We ran the responses to the four SASSY items through the online SASSY tool (https://climatecommunication.yale.edu/visualizations-data/sassy) to derive each participant’s audience segment (see21 for a full discussion of this method). The prevalence of each segment is reported in the Results section.

We then used a series of Chi-square tests to examine how frequently each theme was observed in each of the six audience profiles. A significant Chi-square test indicates that in at least one cell within the contingency table, there is a disproportionate number of people using a given theme, but it cannot locate the specific source of the misfit between observed and expected frequencies. To do this, we followed up on significant overall Chi-square tests using Beasley and Schumacker’s post hoc analysis81, which compares observed to expected frequencies in each cell to locate which cells in the contingency table are significantly different from that expected by chance. Specifically, this analysis examines adjusted standardized residuals in each cell, which are akin to z-scores and thus values greater than +/-1.96, corresponding to a p-value less than 0.05. For each analysis, we divide the critical alpha value by 12 because we are essentially conducting 12 post-hoc analyses (0.05/12 = 0.004). To obtain p-values for each cell, we transformed the adjusted residuals into Chi-square values, and derived p-values at 1 degree of freedom.
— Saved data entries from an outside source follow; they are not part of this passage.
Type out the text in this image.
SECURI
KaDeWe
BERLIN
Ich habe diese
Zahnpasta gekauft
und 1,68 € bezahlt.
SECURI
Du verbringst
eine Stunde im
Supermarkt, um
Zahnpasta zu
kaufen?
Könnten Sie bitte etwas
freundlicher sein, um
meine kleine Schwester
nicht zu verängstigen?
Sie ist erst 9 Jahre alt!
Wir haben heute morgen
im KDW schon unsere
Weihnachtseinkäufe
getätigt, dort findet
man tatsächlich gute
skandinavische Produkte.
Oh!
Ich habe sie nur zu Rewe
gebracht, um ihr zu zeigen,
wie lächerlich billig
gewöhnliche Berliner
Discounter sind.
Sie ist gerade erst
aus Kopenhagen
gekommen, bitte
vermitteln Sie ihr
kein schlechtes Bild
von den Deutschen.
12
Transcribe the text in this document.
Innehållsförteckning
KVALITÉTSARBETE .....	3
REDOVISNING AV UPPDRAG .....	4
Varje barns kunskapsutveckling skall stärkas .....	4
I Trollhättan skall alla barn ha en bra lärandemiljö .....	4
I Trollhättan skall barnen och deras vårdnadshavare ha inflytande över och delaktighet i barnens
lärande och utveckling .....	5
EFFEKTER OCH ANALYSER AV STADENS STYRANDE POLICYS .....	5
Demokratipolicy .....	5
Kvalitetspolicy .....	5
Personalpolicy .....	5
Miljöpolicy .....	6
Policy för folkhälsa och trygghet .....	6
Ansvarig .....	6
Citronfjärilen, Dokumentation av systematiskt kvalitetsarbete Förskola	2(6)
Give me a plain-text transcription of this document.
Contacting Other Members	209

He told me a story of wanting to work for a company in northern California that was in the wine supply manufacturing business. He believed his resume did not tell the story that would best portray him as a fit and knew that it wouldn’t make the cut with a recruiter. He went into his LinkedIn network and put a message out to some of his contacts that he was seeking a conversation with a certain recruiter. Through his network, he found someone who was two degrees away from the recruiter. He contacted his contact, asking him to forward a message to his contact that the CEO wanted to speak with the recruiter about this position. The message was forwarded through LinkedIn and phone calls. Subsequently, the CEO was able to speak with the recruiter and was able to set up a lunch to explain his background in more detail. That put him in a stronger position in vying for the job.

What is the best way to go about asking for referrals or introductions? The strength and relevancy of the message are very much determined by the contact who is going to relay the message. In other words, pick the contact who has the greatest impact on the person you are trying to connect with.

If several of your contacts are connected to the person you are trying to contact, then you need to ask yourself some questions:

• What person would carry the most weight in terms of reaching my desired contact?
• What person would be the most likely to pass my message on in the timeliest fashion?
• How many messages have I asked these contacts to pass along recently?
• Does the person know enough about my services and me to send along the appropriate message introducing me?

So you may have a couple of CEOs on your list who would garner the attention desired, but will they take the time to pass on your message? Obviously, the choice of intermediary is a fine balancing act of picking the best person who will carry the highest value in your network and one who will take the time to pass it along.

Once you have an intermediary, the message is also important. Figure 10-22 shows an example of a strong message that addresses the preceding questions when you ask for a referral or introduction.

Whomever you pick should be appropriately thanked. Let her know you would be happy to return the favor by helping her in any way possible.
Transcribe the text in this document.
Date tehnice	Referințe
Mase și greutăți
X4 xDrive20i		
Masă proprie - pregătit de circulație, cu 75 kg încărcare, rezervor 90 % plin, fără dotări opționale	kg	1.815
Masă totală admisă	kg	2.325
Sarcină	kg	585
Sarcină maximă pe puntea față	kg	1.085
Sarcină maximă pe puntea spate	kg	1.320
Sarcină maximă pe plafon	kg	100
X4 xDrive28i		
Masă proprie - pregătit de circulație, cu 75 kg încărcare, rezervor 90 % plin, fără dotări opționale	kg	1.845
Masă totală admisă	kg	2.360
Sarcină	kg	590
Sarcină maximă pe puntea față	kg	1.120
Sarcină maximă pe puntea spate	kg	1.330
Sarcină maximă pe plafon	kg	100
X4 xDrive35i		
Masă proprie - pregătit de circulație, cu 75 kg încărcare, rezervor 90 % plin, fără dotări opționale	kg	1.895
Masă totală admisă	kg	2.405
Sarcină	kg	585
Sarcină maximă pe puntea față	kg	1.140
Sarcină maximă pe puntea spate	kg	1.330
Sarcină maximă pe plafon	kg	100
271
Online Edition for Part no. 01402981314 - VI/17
Analyzing the prevalence of subthemes across segments

We analyzed the prevalence of subthemes across responses by each SASSY segment that were coded to Evidence and Information, Trusted Sources, and Action. However, we could not test for statistically significant differences because of insufficient power. We did not include Nothing or Unsure responses in these analyses because responses coded to these themes were highly homogeneous and did not feature substantive subthemes.